TELOSscope: The Telos Press Blog

Karl Korsch and the Reassessment of Marxism

As an occasional feature on TELOSscope, we highlight a past Telos article whose critical insights continue to illuminate our thinking and challenge our assumptions. Today, Tomash Dabrowski looks at Karl Korsch’s “Ten Theses on Marxism Today,” from Telos 26 (Winter 1975–76).

Although the work of Karl Korsch was cardinal to subsequent theoretical developments within the twentieth-century Marxist canon, the appreciation of his work is usually eclipsed in intellectual history by the long shadow cast by Lukács over the development of what would later be called “Western Marxism.” Nevertheless, the belated rediscovery of Korsch’s work by the New Left was certainly in part due to the fact that Korsch’s position was the more heretical in the eyes of the Soviet variant of Marxist orthodoxy. Although Lukács dismissed the dogmatic hagiography of Marx’s conclusions, he nevertheless introduced his magnum opus, History and Class Consciousness, with the “scientific conviction” in the method of dialectical materialism. Even provided that all of Marx’s findings would be proven false, genuine Marxist method would nevertheless yield a privileged relationship to history.

In contradistinction, Korsch consistently emphasized the fluidity of revolutionary thought, which by necessity must become reflectively aware of its position in local historical circumstance. Throughout his work, Korsch insisted that the historical development of theoretical understanding was to be judged by its political efficacy. By returning the Hegelian origins proper to the philosophical component of Marxism, he aimed to restore the validity of Marxist theory, which had been waning under its institutionalized vulgarizations. Although the conclusions of his earlier work yielded a personal identification with Leninism, Korsch, unlike the later Lukács, became entirely opposed to the Soviet strain of Marxism.
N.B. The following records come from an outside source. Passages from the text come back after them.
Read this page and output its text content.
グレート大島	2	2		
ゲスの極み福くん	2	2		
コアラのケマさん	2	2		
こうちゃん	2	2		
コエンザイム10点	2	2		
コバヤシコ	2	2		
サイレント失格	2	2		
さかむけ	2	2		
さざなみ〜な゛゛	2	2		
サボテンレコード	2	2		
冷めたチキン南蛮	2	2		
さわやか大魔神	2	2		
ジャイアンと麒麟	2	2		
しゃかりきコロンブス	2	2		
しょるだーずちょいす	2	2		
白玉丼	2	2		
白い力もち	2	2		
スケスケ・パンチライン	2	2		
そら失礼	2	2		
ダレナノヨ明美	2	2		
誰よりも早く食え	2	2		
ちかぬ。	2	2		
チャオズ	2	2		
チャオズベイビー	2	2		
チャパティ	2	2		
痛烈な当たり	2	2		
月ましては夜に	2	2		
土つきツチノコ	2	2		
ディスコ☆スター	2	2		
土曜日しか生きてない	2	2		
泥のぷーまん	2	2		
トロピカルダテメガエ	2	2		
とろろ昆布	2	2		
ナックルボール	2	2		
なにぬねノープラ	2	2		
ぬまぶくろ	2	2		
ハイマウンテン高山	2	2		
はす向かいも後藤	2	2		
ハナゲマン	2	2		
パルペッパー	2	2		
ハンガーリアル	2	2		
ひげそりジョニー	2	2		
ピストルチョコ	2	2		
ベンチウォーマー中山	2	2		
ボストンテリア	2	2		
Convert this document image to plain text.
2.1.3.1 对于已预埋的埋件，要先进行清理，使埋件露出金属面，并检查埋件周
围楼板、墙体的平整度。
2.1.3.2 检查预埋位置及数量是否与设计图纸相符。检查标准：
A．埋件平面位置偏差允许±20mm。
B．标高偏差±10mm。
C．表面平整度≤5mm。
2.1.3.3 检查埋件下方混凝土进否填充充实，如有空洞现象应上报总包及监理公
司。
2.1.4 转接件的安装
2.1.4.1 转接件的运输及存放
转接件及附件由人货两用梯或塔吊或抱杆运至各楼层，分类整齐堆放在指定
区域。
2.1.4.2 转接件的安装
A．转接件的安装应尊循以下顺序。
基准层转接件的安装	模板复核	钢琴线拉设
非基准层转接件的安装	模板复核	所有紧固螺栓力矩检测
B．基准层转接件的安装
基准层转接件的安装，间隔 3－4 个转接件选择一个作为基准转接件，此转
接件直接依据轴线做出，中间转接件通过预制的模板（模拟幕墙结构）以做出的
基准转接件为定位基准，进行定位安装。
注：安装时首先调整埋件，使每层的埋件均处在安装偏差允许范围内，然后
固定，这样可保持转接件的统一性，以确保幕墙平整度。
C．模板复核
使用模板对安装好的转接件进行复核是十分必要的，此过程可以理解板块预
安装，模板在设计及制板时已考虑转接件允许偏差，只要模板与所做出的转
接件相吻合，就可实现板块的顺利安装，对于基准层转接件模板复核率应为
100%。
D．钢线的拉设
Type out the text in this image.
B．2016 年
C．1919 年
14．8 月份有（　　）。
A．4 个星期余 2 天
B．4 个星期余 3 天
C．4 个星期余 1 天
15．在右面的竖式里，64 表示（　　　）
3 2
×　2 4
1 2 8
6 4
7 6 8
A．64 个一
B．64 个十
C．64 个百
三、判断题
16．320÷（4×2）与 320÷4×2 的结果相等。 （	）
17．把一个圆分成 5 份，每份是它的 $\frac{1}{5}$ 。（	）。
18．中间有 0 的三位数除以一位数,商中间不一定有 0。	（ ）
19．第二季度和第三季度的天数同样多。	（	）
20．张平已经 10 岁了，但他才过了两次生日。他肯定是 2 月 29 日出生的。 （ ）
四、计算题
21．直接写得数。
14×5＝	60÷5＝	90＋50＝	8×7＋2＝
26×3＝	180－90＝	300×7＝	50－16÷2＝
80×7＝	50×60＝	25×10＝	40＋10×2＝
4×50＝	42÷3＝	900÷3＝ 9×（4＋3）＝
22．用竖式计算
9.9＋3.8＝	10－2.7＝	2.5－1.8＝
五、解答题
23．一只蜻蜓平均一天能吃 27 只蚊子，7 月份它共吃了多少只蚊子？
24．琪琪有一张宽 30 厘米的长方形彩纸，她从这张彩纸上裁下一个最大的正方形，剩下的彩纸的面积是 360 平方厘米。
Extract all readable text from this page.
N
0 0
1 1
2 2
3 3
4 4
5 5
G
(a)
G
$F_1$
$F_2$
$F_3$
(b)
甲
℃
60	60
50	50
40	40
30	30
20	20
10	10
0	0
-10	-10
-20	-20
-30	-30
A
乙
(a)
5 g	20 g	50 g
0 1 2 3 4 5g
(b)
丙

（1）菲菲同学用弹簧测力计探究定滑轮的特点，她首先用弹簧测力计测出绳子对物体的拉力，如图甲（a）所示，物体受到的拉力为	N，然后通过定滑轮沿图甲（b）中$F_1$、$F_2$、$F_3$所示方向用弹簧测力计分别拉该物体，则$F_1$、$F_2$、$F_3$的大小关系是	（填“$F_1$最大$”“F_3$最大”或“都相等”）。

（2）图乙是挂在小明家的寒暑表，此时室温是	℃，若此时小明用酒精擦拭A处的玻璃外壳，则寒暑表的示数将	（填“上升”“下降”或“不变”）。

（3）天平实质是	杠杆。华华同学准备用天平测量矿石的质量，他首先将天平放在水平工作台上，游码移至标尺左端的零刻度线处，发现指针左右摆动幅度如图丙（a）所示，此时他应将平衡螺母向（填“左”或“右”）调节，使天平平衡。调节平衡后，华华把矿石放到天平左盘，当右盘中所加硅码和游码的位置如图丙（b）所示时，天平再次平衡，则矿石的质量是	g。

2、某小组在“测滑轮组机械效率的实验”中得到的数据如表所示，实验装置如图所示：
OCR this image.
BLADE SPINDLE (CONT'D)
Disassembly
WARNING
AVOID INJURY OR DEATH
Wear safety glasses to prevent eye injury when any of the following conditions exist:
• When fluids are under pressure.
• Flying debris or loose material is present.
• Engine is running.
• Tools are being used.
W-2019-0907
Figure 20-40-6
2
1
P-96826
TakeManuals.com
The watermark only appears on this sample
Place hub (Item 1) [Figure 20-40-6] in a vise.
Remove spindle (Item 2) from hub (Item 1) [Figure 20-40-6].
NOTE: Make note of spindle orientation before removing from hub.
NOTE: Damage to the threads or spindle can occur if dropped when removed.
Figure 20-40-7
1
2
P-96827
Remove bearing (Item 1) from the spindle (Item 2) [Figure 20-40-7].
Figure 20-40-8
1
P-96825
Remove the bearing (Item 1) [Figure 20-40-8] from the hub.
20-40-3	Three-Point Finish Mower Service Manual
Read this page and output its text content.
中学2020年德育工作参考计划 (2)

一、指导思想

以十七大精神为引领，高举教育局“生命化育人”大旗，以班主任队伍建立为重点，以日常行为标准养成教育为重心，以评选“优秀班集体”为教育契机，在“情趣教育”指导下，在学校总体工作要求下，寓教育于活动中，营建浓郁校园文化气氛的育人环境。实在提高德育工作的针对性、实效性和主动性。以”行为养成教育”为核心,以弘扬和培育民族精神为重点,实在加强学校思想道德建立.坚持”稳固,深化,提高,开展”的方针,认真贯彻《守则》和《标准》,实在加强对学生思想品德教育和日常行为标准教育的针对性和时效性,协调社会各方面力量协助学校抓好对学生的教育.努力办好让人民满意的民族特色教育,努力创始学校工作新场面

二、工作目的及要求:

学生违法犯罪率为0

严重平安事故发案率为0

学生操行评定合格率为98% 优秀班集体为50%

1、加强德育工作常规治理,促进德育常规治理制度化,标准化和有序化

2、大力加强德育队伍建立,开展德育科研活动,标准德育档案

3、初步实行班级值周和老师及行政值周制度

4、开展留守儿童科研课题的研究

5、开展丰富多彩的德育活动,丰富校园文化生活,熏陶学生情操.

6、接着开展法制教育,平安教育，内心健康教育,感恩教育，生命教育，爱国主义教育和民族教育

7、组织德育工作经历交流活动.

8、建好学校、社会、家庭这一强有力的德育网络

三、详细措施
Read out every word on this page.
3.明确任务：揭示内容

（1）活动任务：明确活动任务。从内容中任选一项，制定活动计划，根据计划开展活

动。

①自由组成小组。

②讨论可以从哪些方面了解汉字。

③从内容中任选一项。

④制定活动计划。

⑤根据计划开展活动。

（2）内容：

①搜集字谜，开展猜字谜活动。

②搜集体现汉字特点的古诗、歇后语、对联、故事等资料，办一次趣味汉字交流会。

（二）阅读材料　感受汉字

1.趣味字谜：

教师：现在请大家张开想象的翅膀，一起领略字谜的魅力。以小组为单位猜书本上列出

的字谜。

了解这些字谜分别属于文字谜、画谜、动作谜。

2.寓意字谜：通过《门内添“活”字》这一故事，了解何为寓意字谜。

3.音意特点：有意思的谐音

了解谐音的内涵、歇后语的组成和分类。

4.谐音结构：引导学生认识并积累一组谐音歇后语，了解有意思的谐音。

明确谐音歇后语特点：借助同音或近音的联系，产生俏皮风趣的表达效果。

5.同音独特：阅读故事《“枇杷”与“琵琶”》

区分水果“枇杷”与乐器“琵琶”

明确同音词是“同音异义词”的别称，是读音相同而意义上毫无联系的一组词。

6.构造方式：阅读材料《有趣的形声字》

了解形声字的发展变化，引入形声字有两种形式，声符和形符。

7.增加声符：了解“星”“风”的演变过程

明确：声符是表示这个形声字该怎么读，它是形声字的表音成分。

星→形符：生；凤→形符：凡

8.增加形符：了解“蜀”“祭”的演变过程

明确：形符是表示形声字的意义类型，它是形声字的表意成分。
Whereas Marx’s “Theses on Feuerbach” were directed at the anachronisms in Hegel’s intellectual heirs, Korsch’s “Theses” redirect the gesture against the pious students of Marx: “Today, all attempts to re-establish the Marxist doctrine as a whole in its original function as a theory of the working class’s social revolution are reactionary Utopias” (40).

Indeed, the well-known eleventh thesis is elliptically present in Korsch’s short polemic in identifying an important problem in the heart of the Marxist tradition. Insofar as the debates of the previous century are at variance with contemporary struggles, the canon must be re-evaluated in order to be salient to praxis grounded in present historical circumstances. Marx of course could not escape history, and therefore, Korsch maintains, he was rather limited in his analysis to contemporary scholarship in political economy and the bourgeois form of revolution. Thus Marx could only speculate that the development of capitalism was to follow the trajectory of the advanced industrial economy of England and, moreover, that the desideratum of class struggle was the proletarian overtaking of the state.

The historical disparity between Marx and Soviet ideology is for Korsch—who is perhaps too enthusiastic in taking the Soviet variant as immanent to the work of Marx—disastrous. However, Korsch is unconcerned with restoring Marx’s work in its original purity in opposition to its later employment. His theses, in fact, begin with the point that “[i]t no longer makes sense to ask to what extent the teaching of Marx and Engels is, today, theoretically acceptable and practically applicable” (40). In fact, Korsch goes as far as to dismiss the privilege of Marx within the Marxist canon. Marx’s precursors and intellectual enemies—from More to Bakunin—are assigned an equal role in Marxist theory, provided that facets of their thought clarify local historical developments. However, it is worth addressing the same question of prescience against Korsch. The “Today” in the title of his theses is certainly not ours, and the way in which he unfairly reads the Soviet dissemination of Marx back into his corpus—if only for political leverage against more dogmatic interpretations—perhaps has little relevance at the end of history. After all, it is almost too banal to observe that the late obituaries of Marx are far more ubiquitous than those nostalgic for Bolshevism.

However, as Korsch observes, that the textual authority of Marx cannot give a final verdict on social relations does not mean that this privilege ought to be conceded to the Owl of Minerva. The conclusion, whereby Marxism is absolved of the sins of those who had erroneously cited Marx, rather implies a creative process whereby intellectual history is not made obsolete by subsequent historical developments, but instead is creatively appropriated for present struggles. That the hegemony of Marx within Marxism has receded has since been expedient to radical movements in the late twentieth century. Certainly the proliferation of many Marxisms has precipitated more radically democratic mobilization, which is to be testified to by, for instance, Autonomia in Italy. For the “first step in re-establishing a revolutionary theory and practice consists in breaking with that Marxism which claims to monopolize revolutionary initiative as well as theoretical and practical direction” (40).